PFE Stock Is Significantly Undervalued
Despite the uncertainty surrounding Pfizer’s revenue margins, PFE’s stock exhibits a significant upside potential. When evaluating the company’s stock based on factors such as fair value analysis, analyst opinions, and price/earnings ratio, it becomes evident that PFE is currently undervalued by 47% in terms of fair value potential.
Analysts’ assessments suggest that the stock is trading at a discount of 22%. Moreover, Pfizer boasts a lower EV/EBITDA ratio compared to its peers and a reduced enterprise value relative to revenue. Additionally, with a price/earnings ratio of 8.8X, the company’s stock price appears quite low, signaling that PFE may have reached its bottom prices and possesses substantial potential for growth.
Continuing with the comparison of Pfizer with its peers and the industry, the company stands out with its market capitalization and dividend yield, while its shareholder return and total return over the last 1 year reflect negativity. While PFE is currently 61% away from its 1-year high, the fact that this ratio is close to the peers and the sector average gives an important clue that the problem is caused by sectoral difficulties.
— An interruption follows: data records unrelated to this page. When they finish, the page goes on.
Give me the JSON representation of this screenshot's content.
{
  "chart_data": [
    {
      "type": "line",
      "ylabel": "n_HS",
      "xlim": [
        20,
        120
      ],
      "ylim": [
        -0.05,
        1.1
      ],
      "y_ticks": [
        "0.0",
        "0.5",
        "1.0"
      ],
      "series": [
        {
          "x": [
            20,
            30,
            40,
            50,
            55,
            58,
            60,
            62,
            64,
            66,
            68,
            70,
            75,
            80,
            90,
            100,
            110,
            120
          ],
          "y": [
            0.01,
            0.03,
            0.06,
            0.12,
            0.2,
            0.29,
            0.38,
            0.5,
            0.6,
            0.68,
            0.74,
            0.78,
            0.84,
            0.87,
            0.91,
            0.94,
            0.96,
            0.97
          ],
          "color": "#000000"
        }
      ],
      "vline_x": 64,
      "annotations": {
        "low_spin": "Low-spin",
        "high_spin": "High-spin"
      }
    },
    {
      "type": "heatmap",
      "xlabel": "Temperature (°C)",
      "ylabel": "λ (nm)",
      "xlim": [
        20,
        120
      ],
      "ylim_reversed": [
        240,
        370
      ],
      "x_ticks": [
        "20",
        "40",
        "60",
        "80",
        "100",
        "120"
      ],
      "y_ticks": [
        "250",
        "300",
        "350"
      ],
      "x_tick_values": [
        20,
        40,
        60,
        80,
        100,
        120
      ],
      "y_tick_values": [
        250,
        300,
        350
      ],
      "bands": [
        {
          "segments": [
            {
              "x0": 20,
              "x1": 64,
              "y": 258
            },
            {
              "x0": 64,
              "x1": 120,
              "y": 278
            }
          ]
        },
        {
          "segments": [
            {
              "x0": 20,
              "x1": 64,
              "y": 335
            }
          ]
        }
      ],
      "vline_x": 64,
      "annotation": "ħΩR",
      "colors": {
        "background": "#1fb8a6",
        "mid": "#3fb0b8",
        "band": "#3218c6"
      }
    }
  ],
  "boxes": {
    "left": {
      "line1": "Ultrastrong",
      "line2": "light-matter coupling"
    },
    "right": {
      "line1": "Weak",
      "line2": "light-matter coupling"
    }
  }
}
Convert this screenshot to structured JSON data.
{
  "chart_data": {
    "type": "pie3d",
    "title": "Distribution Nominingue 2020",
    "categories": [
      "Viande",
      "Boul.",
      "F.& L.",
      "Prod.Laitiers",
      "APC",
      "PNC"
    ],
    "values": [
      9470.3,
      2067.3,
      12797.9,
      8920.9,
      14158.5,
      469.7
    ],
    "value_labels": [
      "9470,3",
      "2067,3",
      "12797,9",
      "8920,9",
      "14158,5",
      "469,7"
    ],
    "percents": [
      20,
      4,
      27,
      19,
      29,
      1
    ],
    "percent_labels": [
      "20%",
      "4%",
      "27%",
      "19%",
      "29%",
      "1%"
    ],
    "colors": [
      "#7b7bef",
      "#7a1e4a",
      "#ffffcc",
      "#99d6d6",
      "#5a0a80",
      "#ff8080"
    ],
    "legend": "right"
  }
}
Another noteworthy detail here is that PFE’s 5-year beta is at 0.55. According to the current beta, PFE stock is a defensive asset for the investment portfolio with the potential to reflect price movements that diverge from stock market movements.
Let’s delve into a comparison focusing on growth and profitability. Pfizer’s growth indicators appear to be more challenging than those of its peers based on current results. While peers are experiencing a partial upturn in revenue growth, Pfizer is facing a negative trend in this regard.
Furthermore, revenue and net profit forecasts for the next 5 years don’t look particularly promising at the moment. However, it’s important to note that Pfizer’s profitability metrics continue to outperform those of its sector and peer companies. The company might encounter challenges in expanding its revenue given its current size, and its ability to generate rapid profits from its operations in comparison to peer companies should not be underestimated.
This is because the long-term perspective shows that investments made through mergers and acquisitions continue to reflect a significant income potential. In addition, in recent developments, the FDA has approved the vaccine, which has been harmonized with the latest COVID variants with Eris, for people aged 12 years and older. This is another factor that has the potential to boost the company’s revenue by the end of the year, depending on demand.
The company’s good financial health is summarized by the following points:
- 12 years of consecutive dividend increases, making it an attractive stock for long-term investors
- High return on invested capital
- Low volatility of the share price
- Health of cash flow
Pfizer’s overall financial health is solid. The company’s profitability and relative value are the highlights, while its cash position, growth, and price momentum have also performed well.
As a result, the fair value analysis suggests that the stock is moving at a 45% discount to its current level of $33.6, reflecting the potential for the stock to reach close to $50 with low uncertainty. The consensus view of 23 analysts is that PFE could rise as high as $44 in the short term.
Disclaimer: The author does not own any of these shares. This content, which is prepared for purely educational purposes, cannot be considered as investment advice.